A ring on her finger,
A bonnet of straw,
The strangest old woman
That ever you saw.

==Interpretations==
The instability of the early recorded lyrics has not prevented considerable speculation about the meaning of the rhyme.

A medieval date had been argued for the rhyme on the grounds that the bells worn on the lady's toes refer to the fashion of wearing bells on the end of shoes in the fifteenth century, but given their absence from so many early versions, this identification is speculative. Similarly, the main Banbury Cross was taken down around 1600, but other crosses were present in the town and, as is often the case, the place may have retained the name, so it is difficult to argue for the antiquity of the rhyme from this fact.

A "cock horse" can mean a high-spirited horse, or the additional horse to assist pulling a cart or carriage up a hill. It can also mean an entire or uncastrated horse. From the mid-sixteenth century it also meant a pretend hobby horse or an adult's knee. There is also an expression "a-cock-horse", meaning "astride". The Cock Hotel, Stony Stratford, of "cock and bull" fame might also have been the supplier of the horse for the leg of the journey to Banbury.

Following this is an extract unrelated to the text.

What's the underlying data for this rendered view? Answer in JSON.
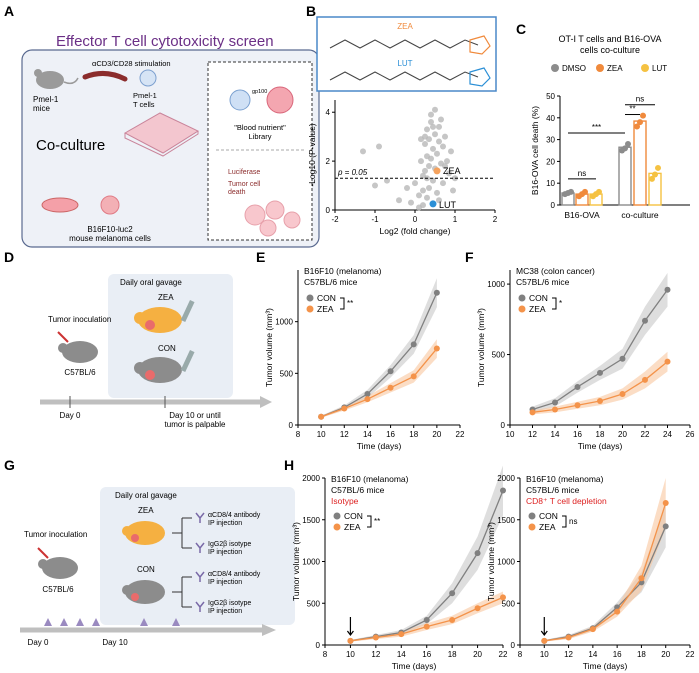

Despite not being present or significantly different in many early versions, the fine lady has been associated with Queen Elizabeth I, Lady Godiva, and Celia Fiennes, whose brother was William Fiennes, 3rd Viscount Saye and Sele (c. 1641–1698) of Broughton Castle, Banbury, on the grounds that the line should be 'To see a Fiennes lady'. There is no corroborative evidence to support any of these cases.

==In popular culture==
- The historical novel The History of Henry Esmond (1852) by William Makepeace Thackeray compares one character, Isabel, to the "old woman of Banbury Cross..."
- The A.J. Raffles story Le Premier Pas references this nursery rhyme when Raffles describes packing up the gold coins in his pockets so that they wouldn't jangle like the old woman of Banbury Cross.
- The modernist novel Ulysses (1922) by James Joyce features the character Bello uttering the line when ridiculing the main character, Bloom.
- The modernist novel Manhattan Transfer (1925) by John Dos Passos contains a motif of a Great Lady on a White Horse who rides through the city of New York, likely inspired by the reference in Ulysses (novel).
- The dystopian novel Brave New World (1932) by Aldous Huxley contains the adapted form "Streptocock-Gee to Banbury T., to see a fine bathroom and W.C.".
- The journal of the Banbury Historical Society, launched in 1959, is titled Cake and Cockhorse ("cake" referring to Banbury cakes, another association for which the town is well known in the wider world).
- The 1979 Specials cover of the Toots and the Maytals song "Monkey Man" has the following verse

I was on my way to Banbury Cross
Then I see a monkey upon a white horse
With rings on he fingers, bells on him toes
Sing a little song, wherever he be
'Cause he's a monkey, 'cause he's a monkey
'Cause he's a weedy-weedy-tweedy-weedy monkey man

- The poem was recited and mentioned as part of a storyline on American soap opera As The World Turns. Viewers saw the storyline, which featured future Oscar winner Julianne Moore, in late 1986 and early 1987.
- Australian children’s music group The Wiggles have performed a rendition of the rhyme, releasing a version on YouTube in 2025.